City on Fire (Danny Ryan, #1)(22)



Nostalgic, Danny thinks, for a life we never led.

But the Gloc has been the headquarters of the Irish mob since the turn of the century, and it isn’t going to change, even though Dogtown is dying. Fewer of the Irish, the Jews, the Chinese; more Blacks, Puerto Ricans, Dominicans. In a way it’s a good thing, because more of the Irish have moved to the better parts of the city, or the suburbs. They left the docks and the factories to become doctors and lawyers and businessmen.

The old men, they hold on because the neighborhood is like an old chair they’ve grown used to. They’re sitting in the back room now, the inner sanctum where John Murphy holds court, him and his cronies, sipping their whiskey and plotting. Conspiracies that go nowhere, Danny thinks, dreams that are stillborn.

John Murphy is the king of an empire that died a long time ago.

The light of a long-dead star.

The old men crouch around that booth like leprechauns and advise that they have no choice now, there is no gray area now, this time they have to hit back.

Pat agrees.

His dad doesn’t.

“That’s what Moretti wants us to do,” John says. He taps the tips of his fingers against the side of his head. “Use your brains. Do you really think that Peter gives a damn about your brother stealing Paulie’s girlfriend? All he cares about is money—he’d sell his sisters to a Chinese cathouse if he thought there was a dollar in it. Your idiot brother just gave him an excuse, is all, for a provocation.”

“What do you mean?” Pat asks his father.

“As long as Pasco is the boss,” John says, “we’ll have peace. Unless you do something stupid, that is. But Pasco is moving on soon, and the Morettis are just looking for an excuse to start a war. You want to hand that to them, wrapped up in a pretty bow, do you?”

“They want the docks,” Bernie Hughes pipes up.

Tall, skinny, saturnine—hair as white and wispy as the cotton in an aspirin bottle—Bernie is an accountant, John’s money man, Marty’s before that. He sees nothing but the bottom line. “Peter wants to move up into Pasco’s empty chair, but to do that he needs to show he can be a big earner, make everybody a lot of money. But he’s maxed out on his own businesses—the vending machines, the protection, the gambling, the drugs—and needs a fresh source of income. That would be our source of income, Pat.”

“That Peter is smart,” John says. “And Chris Palumbo is smarter. If we give them a war, they’ll take the docks. We can’t stop them. They have too many men and too much money. They’d have done it already—it’s only Pasco holding them back. If we answer for Handrigan, Pasco will have no choice but to bring his entire family against us. He’ll bring in Boston, if he has to, and Hartford. Maybe even New York.”

“So we have to just take this?” Pat says.

Bernie Hughes says what John doesn’t want to. “Look, we all know it should have been Liam who got shot. Pasco Ferri stayed Paulie’s hand from that, but had to give him something, so they let him do Handrigan.
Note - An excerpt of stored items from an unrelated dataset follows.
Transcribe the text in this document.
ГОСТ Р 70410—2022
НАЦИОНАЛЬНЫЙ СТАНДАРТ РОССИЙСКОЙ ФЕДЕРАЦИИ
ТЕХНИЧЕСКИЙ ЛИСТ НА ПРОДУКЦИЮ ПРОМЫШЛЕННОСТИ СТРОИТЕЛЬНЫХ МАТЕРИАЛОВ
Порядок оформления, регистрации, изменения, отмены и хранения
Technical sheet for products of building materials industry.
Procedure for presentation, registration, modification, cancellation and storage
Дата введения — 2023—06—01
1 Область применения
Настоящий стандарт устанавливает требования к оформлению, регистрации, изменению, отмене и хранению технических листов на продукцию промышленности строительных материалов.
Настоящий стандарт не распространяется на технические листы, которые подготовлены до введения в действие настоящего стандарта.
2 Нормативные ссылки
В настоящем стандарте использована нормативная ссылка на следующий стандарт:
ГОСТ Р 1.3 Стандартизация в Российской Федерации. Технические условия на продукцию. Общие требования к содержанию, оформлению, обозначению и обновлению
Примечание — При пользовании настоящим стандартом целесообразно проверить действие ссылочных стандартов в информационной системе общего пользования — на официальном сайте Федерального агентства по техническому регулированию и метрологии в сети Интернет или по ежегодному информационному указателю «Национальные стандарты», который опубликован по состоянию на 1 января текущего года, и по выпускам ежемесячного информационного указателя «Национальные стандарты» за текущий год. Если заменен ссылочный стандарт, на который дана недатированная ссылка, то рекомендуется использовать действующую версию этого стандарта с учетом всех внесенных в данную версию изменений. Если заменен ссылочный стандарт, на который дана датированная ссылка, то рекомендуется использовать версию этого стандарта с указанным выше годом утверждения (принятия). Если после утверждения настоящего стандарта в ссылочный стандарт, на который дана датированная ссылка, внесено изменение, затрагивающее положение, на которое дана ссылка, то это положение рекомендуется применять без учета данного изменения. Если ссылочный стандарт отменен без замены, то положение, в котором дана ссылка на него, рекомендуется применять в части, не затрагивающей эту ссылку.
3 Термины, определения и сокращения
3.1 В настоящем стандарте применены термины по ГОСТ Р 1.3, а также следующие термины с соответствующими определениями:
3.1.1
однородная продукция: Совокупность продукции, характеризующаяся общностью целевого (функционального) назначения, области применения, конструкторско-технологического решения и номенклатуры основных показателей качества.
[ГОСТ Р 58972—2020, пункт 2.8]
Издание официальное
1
It can end there.”

“Fuck that,” Danny says. “I’m telling the cops what I saw.”

Brendan’s blood is still spattered on his shirt.

“That’s not our way,” John says.

“Fuck that omerta bullshit,” Danny says. “I don’t owe those wops nothing.”

“What do you owe us?” John asks.

The question hangs there.

Finally Pat says, “You’re family, Danny.”

“Am I?” Danny asks.

“How many times have you broken bread at my table?” John asks. “How many times did I put food in your mouth when your own father—”

“Enough, Dad,” Pat says.

“I gave you my daughter, for Chrissakes!” John thunders. “My daughter!”

And this is the first time, Danny thinks, the first time you’ve brought me into the back room to sit with the men, with the family.

But he don’t say that.



That night, two Providence homicide detectives bring Danny into the interrogation room. It stinks of cigarette smoke and fear. They sit him down at the table and start in.

“You were with Handrigan when he got shot,” O’Neill says. He’s your classic veteran Irish cop—broad face, nose splintered with red veins, cheeks going to fat, dead eyes.

“Yeah.”

“Who shot him?”

“Didn’t see.”

“Shit,” Viola says. “You got his blood all over you, I heard.”

Viola’s the younger partner—thinner, darker, black hair slicked straight back, a nose like a ferret.

“Didn’t see anything,” Danny says.

Danny knows they’re just going through the motions, and the last thing in the world they want is for him to speak the name Paulie Moretti.

The fix is in.

They do the dance for an hour and then kick him out.

Danny goes home, Terri is waiting.

“What did you tell them?” she asks.

He looks at her like she’s a total fucking idiot. She’s John Murphy’s daughter, she knows what he told them.





Ten


John Murphy drives down to the shore and meets Pasco in the parking lot of Stop & Shop. He gets out of his own car and slides into Pasco’s.